Prep time: 5 minutes
Cook time: 70 minutes
1 48-oz bag chicken wings
1/4 cup cayenne pepper sauce
1/4 cup Sriracha
4 tbsp butter, melted
1 tbsp honey
1 tsp paprika
1/2 tsp garlic powder
1/2 tsp chipotle chili powder
Preheat oven to 375ºF. Lay wings in a single layer on a parchment or foil lined baking sheet. Cook wings for 55-60 minutes, or until juices run clear. Combine remaining ingredients in a medium-sized bowl. Brush sauce liberally on wings and enjoy with blue cheese or ranch dressing.
Prep time: 5 minutes
Inactive prep time: 4-24 hours
Cook time: 55 minutes
2 lbs beef stew meat
2 tbsp olive oil
1 medium onion, chopped
1/4 cup tomato paste
1 cup beef broth
2 tbsp red wine vinegar
1 tsp sugar
1 tsp salt
1/2 tsp ground black pepper
3 tbsp red wine vinegar
5 dried red chili peppers
8 cloves garlic
1 tsp fresh ginger, grated
2 tsp coriander seeds or 1 1/2 tsp ground coriander
1 tsp turmeric
1 tsp cumin seeds or 3/4 tsp ground cumin
2” cinnamon stick or 3/4 tsp cinnamon
1 tsp mustard seeds or 3/4 tsp ground mustard
1/4 tsp cardamom pods or 1/8 tsp ground cardamom
1/4 tsp peppercorns or ground pepper
4 whole cloves or a large pinch of ground cloves
If using whole spices, bloom the spices in 2 tbsp olive oil over medium heat for 3-4 minutes, until fragrant but not browned.
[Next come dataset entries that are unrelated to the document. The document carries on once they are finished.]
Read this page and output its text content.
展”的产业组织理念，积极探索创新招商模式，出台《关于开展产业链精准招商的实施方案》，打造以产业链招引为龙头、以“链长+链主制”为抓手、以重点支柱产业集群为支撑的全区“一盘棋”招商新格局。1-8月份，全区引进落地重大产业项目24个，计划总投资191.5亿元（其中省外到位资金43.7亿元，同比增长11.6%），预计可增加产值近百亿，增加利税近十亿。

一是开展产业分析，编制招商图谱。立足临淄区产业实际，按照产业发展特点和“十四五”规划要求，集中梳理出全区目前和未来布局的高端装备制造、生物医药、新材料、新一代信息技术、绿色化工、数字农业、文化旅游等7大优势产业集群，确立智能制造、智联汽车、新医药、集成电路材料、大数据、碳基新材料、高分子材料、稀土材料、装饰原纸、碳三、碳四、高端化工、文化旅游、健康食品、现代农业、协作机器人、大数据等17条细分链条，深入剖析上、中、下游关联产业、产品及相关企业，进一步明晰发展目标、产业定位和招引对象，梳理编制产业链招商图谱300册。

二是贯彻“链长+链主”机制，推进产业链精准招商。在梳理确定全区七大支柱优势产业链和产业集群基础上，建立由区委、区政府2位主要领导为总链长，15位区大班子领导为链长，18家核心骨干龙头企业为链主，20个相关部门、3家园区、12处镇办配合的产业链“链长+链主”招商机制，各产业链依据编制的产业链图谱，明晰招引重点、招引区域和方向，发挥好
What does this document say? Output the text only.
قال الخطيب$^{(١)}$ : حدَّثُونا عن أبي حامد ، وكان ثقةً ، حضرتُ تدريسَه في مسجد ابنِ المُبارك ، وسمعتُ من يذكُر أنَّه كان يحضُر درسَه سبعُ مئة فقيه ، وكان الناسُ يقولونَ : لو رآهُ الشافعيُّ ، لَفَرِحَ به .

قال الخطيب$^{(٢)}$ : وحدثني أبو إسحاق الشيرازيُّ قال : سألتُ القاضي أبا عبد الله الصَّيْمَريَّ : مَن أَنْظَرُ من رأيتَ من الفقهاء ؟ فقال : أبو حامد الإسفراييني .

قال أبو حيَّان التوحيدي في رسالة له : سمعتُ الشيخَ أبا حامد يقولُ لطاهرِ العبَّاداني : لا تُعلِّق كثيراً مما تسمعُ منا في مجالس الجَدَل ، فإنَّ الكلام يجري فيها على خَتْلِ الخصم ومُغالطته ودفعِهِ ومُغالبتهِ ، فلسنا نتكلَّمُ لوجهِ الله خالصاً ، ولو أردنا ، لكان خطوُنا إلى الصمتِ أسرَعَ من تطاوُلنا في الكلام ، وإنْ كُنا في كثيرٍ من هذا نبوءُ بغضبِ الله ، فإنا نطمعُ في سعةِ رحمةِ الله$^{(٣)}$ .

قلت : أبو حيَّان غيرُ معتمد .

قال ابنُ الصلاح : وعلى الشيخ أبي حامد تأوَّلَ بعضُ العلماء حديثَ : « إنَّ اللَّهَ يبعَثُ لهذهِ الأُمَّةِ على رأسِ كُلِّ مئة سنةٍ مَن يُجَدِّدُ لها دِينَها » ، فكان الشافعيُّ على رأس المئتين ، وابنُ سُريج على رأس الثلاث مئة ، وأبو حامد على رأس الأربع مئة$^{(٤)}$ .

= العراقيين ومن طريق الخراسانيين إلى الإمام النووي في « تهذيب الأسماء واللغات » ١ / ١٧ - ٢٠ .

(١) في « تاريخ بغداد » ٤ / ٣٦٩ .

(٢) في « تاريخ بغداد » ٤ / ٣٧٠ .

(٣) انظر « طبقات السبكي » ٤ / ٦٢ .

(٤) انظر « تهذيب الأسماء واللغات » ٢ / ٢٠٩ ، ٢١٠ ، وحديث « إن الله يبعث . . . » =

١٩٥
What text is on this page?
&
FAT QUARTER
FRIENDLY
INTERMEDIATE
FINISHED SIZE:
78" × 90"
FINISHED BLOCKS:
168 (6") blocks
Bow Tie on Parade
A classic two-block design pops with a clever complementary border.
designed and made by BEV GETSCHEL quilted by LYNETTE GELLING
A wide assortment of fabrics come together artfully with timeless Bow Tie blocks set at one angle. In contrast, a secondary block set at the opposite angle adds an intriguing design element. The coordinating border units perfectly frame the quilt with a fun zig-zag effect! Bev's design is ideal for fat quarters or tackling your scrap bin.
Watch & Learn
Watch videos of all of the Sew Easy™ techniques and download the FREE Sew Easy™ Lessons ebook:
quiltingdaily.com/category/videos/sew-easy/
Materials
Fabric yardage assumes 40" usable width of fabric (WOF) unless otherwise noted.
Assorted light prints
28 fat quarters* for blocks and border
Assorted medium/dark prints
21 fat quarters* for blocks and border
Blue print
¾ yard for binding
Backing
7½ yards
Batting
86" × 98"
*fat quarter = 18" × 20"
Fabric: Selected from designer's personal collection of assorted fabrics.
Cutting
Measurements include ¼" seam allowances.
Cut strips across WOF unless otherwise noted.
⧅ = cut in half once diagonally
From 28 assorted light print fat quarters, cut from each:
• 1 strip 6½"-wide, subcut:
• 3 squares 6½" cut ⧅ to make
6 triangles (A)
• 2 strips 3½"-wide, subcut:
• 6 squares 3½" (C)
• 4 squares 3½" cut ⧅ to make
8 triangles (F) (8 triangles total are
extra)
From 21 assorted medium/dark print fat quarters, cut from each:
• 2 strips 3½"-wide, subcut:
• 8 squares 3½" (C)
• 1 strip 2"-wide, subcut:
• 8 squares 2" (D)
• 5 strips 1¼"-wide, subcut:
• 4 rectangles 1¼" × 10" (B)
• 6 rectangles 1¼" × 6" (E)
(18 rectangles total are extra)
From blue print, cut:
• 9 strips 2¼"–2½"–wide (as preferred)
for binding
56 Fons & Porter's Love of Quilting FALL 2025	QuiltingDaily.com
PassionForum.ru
Transfer whole spices to a food processor and blend until very fine, or crush into a fine paste using a mortar and pestle. Combine spices and remaining ingredients for marinade, along with stew meat, into a large Ziploc bag. Refrigerate for at least 4 hours, or up to 24 hours.
Heat olive oil in a large pan over medium heat. Once oil begins to shimmer, add onion and sweat until translucent, about 3 minutes. Add marinated beef, salt, and pepper, and cook an additional 15 minutes, or until browned on all sides. Finally, add remaining ingredients and heat to a boil. Reduce heat to a simmer, and continue to cook until meat is tender, another 30 minutes. Stir vindaloo occasionally and add additional broth, as necessary, to maintain desired sauce viscosity.